Today is an exciting day in Yellowstone for a group of researchers, and also possibly for those of us who watch the webcam on a regular basis. Starting today and going through next Monday (9-13 April 2015), the research team will use GPR (Ground Penetrating Radar) to try and answer the question brought up by a previous study of if Old Faithful Geyser is connected to Split Cone. GPR was brought up in the 2013 NPS Hydrothermal Science Review Panel as a means for imaging shallow stratigraphy and structure in the Old Faithful area.
Normally when research is conducted in the Old Faithful area in view of the webcam, the webcam is turned off or the camera operator is instructed to keep the camera away from researchers. This is done simply because if people see anyone walking off the boardwalks, they follow suit. Those of us without research permits need to stay on trail/boardwalk. This is done to protect the thermal features and all of us visitors. But from the sounds of it, we will be able to watch this research being done on the webcam as this has been stated in the information released:
You will notice that the scientific team travels off-boardwalk. All scientific team members are wearing special protective clothing. Every member of the scientific team has extensive experience working in hydrothermal areas near geysers. Drs. Heasler and Jaworowski have experience specifically with Old Faithful Geyser and the Upper Geyser Basin. Each day begins with a safety briefing. During the briefing, the tasks for that specific day will be reviewed and any hazards associated with the proposed work will be discussed.
While attending the Hydrothermal Science Review Panel session, it became clear that with the new technology available, more research needs to be done to better understand what is happening below ground – especially with Old Faithful. You see, with each large earthquake event that has affected the geysers, while some geysers sped up, Old Faithful has slowed a bit.

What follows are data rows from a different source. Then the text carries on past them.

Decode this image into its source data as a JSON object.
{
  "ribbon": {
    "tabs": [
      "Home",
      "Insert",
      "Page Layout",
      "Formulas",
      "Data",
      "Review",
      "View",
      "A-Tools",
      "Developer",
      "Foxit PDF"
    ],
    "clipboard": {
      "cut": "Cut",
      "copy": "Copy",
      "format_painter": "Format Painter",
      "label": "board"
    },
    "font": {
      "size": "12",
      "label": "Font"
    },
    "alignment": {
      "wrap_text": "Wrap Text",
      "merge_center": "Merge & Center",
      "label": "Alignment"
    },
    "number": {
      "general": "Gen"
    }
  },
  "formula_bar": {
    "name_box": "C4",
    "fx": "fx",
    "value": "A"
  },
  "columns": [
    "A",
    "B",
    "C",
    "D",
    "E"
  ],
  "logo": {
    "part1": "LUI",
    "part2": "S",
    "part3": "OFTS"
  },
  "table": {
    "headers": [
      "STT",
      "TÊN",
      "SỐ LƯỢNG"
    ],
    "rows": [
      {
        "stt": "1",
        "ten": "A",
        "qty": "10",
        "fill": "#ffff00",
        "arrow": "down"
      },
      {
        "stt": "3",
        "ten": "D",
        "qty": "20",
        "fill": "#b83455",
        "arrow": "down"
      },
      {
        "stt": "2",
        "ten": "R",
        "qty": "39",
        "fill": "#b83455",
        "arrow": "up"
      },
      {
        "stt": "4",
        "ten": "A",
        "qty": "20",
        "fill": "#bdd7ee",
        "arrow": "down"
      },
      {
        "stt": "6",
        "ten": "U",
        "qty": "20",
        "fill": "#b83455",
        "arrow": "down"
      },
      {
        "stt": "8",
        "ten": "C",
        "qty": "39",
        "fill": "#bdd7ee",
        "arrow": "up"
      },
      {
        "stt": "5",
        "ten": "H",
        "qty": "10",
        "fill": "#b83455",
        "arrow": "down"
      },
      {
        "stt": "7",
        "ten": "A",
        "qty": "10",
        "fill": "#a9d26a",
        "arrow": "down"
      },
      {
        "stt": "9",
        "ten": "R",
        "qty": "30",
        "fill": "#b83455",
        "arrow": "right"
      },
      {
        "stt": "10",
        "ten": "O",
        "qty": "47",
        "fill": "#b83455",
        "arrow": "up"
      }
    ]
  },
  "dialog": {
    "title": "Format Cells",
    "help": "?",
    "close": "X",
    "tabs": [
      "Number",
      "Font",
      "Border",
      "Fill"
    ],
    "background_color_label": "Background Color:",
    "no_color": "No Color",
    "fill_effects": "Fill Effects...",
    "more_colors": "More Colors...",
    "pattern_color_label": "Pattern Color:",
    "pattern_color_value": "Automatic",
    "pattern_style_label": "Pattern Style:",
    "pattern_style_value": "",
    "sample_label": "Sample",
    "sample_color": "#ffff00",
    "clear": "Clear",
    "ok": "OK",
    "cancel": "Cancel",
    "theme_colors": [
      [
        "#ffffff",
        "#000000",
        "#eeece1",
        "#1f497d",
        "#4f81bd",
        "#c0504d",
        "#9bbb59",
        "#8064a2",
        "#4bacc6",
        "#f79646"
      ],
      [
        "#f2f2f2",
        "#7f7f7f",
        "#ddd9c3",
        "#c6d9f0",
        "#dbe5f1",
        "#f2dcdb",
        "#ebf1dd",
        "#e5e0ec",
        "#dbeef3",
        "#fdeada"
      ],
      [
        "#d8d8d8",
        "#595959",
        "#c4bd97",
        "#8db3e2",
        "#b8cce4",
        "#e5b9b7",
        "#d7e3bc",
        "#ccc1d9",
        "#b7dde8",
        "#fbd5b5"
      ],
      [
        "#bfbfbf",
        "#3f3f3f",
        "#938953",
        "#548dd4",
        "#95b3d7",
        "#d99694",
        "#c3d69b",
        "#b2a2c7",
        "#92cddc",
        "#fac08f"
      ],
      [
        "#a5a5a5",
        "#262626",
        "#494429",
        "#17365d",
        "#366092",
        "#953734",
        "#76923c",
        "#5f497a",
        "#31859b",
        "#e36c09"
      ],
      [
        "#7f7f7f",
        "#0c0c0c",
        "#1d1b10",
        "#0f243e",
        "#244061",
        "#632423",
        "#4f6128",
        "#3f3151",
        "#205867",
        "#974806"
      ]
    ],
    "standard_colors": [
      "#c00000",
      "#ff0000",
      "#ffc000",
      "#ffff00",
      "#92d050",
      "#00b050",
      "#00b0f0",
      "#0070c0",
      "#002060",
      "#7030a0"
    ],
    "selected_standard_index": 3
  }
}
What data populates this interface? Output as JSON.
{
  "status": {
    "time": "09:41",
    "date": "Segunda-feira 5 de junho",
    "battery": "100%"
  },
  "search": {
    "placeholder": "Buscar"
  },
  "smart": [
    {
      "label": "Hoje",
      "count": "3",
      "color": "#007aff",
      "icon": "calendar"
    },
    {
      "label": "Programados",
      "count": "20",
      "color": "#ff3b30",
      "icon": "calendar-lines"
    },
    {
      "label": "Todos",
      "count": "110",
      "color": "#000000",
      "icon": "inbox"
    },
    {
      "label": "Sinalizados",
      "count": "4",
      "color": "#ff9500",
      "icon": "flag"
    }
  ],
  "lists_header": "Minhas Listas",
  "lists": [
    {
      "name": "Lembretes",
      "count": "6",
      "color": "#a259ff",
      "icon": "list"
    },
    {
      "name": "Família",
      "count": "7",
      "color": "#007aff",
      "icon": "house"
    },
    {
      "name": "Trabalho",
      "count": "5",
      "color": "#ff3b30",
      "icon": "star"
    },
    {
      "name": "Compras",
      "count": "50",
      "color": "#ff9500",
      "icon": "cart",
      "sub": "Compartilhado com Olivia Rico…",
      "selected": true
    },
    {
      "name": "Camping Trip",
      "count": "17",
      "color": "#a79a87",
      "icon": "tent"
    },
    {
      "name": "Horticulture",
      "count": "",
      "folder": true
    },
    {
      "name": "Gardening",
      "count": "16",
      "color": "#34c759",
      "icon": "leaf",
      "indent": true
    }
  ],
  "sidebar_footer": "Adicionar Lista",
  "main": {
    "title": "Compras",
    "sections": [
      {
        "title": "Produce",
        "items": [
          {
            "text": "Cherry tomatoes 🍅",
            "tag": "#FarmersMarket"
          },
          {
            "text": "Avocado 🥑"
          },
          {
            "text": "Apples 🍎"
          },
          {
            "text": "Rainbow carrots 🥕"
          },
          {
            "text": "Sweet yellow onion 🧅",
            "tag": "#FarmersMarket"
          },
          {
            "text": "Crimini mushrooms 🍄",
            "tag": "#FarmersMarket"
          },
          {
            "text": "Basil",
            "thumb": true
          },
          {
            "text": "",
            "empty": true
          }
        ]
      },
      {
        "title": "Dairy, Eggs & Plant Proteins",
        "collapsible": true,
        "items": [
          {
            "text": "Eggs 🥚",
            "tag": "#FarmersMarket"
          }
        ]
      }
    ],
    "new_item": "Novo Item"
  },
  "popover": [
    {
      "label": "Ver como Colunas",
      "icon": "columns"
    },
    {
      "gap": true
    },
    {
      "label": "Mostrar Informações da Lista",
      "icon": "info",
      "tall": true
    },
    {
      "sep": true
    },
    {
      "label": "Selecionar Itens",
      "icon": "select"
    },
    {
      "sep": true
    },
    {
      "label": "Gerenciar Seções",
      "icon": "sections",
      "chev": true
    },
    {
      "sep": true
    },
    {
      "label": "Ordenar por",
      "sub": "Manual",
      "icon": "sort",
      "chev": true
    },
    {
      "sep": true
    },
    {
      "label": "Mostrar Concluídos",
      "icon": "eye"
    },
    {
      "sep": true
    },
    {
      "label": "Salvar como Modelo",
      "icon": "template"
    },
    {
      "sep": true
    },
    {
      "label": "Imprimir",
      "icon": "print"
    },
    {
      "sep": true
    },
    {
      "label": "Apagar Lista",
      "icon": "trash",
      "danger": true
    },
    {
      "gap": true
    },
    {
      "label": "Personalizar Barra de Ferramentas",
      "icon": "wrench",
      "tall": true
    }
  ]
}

In 1878, intervals between eruptions of Old Faithful could be anywhere between 54 minutes and 78 minutes. In the 1960s (after the big 1959 Hebgen Lake 7.5 earthquake) the average was about an hour between eruptions, but it could be up to an hour and a half. In 1983, the 7.3 Borah Peak earthquake changed it to a bit longer with a 76 minute average and a maximum of 114 minutes. After the 1988 earthquake swarm in the Upper Geyser Basin, Old Faithful lengthened the interval to about an hour and a half, but also as long as 2 hours which is what we currently see.
Combine that with an increased number of people visiting the Upper Geyser Basin to see the famous geyser each year, and the question becomes the one raised by the panel:
If the intervals get longer and visitation increases, at what point does traffic and parking before and after an eruption become a very serious problem?
Right now, the crowds right before an eruption and after have been compared to Times Square on New Year’s Even and Times Square on a normal day, but happening every 90-120 minutes. That’s an enormous number of people to manage. All of them controlled by one famous natural wonder: Old Faithful Geyser.
One question that came up on the walk around the Old Faithful area with the Panel in 2013 was whether or not Split Cone was connected to Old Faithful. Split Cone may be incredibly regular as well at times. Some entries in Geyser Times (click on ‘Retrieve’ and enter ‘Split Cone’) show it to erupt about every 100 minutes. Yet there are days where it is not reported at all. If they are connected, and the tiny eruptions pull just a tiny bit of energy from Old Faithful, that might help to explain why the intervals between eruptions of Old Faithful have increased – the earthquakes may have changed the plumbing system. But then again, they may not be at all connected. Either way, having a better idea of just how Old Faithful’s plumbing works will be a benefit.
So, how will they do this study and what might we see on the live streaming webcam?
GPR is a non-invasive technique that does not require any drilling or excavation. An antenna is either carried in a cart, pushed on a wheeled unit or sledded over the ground surface to acquire the subsurface information. The best data acquisition occurs when the GPR unit is sledded on the ground. However, if sledding results in damage to the siliceous sinter around Old Faithful, the GPR unit will be moved using a cart.
While it may take quite some time for a report to come out on the work to be done in the next few days, it’s exciting to think we might finally get a better picture of exactly how Old Faithful’s plumbing system works.